埼玉県飯能市で夫婦と長女が殺害された事件で、殺害された3人の腕や手に、襲われた際に顔面や頭部を守ろうとしてできたとみられる傷が多数あったことが29日、捜査関係者への取材で分かった。逮捕された近所に住む斎藤淳容疑者(40)は3人を殺害後、油をまいて夫婦宅に火を放ったとみられ、県警は一方的に恨みを募らせた末の犯行とみて、放火容疑での立件も視野に捜査している。

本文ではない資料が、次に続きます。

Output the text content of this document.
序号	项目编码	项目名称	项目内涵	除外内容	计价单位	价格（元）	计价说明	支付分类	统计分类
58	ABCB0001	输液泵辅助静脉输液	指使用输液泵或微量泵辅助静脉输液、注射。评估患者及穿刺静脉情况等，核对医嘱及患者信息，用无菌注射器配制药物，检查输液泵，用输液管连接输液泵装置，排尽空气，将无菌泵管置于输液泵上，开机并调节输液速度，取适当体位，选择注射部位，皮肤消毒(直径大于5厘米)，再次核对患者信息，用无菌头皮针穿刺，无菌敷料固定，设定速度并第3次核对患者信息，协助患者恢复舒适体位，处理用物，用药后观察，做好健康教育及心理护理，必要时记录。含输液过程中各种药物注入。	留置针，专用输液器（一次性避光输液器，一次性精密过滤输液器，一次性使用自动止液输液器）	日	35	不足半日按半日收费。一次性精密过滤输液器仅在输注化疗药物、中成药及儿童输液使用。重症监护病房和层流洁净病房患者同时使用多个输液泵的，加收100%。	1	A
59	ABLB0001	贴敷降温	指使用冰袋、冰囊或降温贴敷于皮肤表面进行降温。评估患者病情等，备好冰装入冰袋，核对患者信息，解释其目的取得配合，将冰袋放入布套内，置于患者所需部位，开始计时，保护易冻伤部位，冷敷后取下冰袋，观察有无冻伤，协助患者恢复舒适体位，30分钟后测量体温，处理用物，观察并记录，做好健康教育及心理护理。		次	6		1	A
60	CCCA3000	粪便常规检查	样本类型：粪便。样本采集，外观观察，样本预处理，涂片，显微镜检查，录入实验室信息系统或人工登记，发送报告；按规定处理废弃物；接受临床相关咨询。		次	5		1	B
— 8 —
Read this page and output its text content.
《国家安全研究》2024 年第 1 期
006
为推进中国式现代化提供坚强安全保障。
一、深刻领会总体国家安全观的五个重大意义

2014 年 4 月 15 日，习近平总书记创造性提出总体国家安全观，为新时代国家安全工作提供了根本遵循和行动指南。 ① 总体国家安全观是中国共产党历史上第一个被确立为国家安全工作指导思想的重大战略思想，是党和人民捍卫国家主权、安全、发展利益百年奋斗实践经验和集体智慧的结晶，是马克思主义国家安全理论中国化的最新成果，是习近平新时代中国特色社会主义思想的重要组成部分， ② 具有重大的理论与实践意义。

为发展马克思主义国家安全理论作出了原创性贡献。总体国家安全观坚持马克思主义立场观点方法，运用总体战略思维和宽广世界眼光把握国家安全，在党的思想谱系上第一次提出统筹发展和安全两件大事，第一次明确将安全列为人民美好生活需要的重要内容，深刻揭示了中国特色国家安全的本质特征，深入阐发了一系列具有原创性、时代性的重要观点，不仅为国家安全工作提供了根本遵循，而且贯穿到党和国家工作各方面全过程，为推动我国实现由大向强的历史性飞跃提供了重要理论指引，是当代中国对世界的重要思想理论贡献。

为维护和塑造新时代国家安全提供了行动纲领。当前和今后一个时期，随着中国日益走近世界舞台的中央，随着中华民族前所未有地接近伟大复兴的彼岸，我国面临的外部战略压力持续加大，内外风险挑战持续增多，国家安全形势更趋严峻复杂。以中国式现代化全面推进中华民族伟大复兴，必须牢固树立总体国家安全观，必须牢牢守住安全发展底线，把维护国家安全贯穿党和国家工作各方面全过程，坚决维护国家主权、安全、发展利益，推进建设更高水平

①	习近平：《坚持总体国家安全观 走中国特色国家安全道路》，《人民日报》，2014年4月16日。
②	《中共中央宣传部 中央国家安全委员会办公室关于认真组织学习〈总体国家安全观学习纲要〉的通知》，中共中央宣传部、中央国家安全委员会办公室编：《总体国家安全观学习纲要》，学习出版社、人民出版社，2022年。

事件は25日朝に発生。県警は、自宅にいた米国籍、ビショップ・ウィリアム・ロス・ジュニアさん(69)を鈍器のようなもので殴って殺害した疑いで、27日に斎藤容疑者を送検。他の2人の殺害にも関わったとみて調べている。
3人は、庭や玄関付近で倒れているところを発見された。血痕は室内だけでなく、敷地内でも確認されており、容疑者は夫婦らをまず室内で襲い、逃れようとしたところを執拗(しつよう)に追いかけ、殺害したとみられる。
一方、夫婦宅では当時、火災も発生。1階と2階の一部の計約30平方メートルが焼け、現場からは油成分が検出されたほか、一部溶けたポリタンクも見つかった。容疑者がポリタンクを持っていたとの通報などはなく、夫妻宅にあったポリタンクに入っていた油をまいた可能性がある。
斎藤容疑者は事件前、夫婦の車を傷つけたり家に石を投げたりするなどの行為を繰り返し、器物損壊容疑で計3回逮捕されたが、不起訴処分となっていた。県警は夫婦らを襲撃した詳しい経緯を調べている。